During the past decade, institutions having loans on their balance sheets have moved from a “hold to maturity” philosophy to a proactive portfolio management model. The larger, more sophisticated institutions first adopted the proactive portfolio management model, and this popularity of this model has migrated down to smaller institutions. Managers of such proactive portfolios, such as executives, often are concerned with four issues: liquidity, capacity, exposure, and credit risk. Such executives are increasingly recognizing the emerging secondary whole loan market as the appropriate mechanism for managing these concerns.
The secondary whole loan market is in its infancy, however and still lacks necessary efficiencies and liquidity. Trading and originating commercial loans currently is handled in a costly, labor-intensive, and time-consuming manner. The lack of a centralized clearing mechanism for commercial loans hampers both sellers and buyers of commercial loans.
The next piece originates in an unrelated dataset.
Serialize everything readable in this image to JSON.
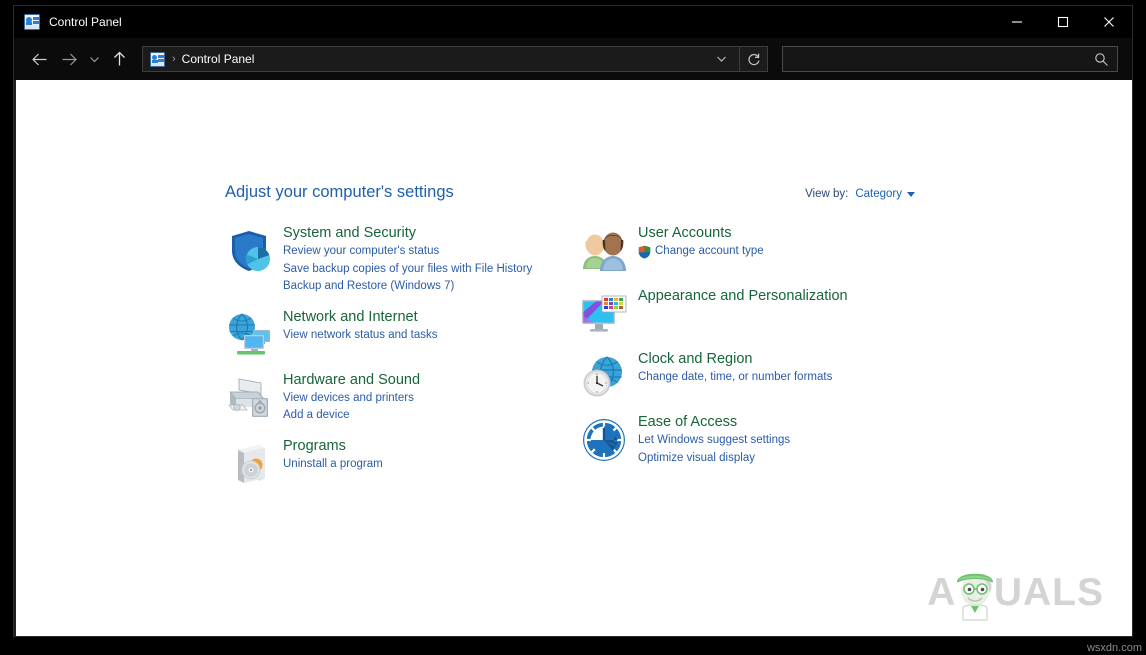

Executives and other sellers of commercial loans face a number of obstacles. For example, the commercial loan market is fragmented and has no central clearing mechanism, making it difficult to locate the best buyer for a given loan. Frequently, executives are unable to inform more than a few buyers about a commercial loan opportunity. Such limited distribution of opportunities limit the efficiency with which a transaction can occur and can result in a seller not achieving the best price or terms for the sale. In addition, lack of historical transaction data impedes the ability of parties to a transaction to price assets quickly and accurately. This makes the analysis of a sell decision inefficient and time-consuming.
Even if executives overcome these obstacles, usually there is a long delay between the decision to sell and the actual execution of the sale, further complicating the process and increasing the risk of not achieving the required sale price. The inefficiencies and lack of internal resources often force executives to make less desirable decisions. For example many parties allocate internal resources to make the necessary divestitures to maintain liquidity or asset/liability maturity requirements. The parties often turn away potentially profitable new loans because of geographic, product, or borrower diversification purposes. In the case of sub or non-performing assets, the remaining choices are to employ expensive and time-consuming workout strategies or do nothing.
Investors trying to acquire loans run into many of the same problems described above. Investors also incur significant time and dollar expenses performing acquisition due diligence, and run into supply limitations due to the unpredictable nature of deal flow.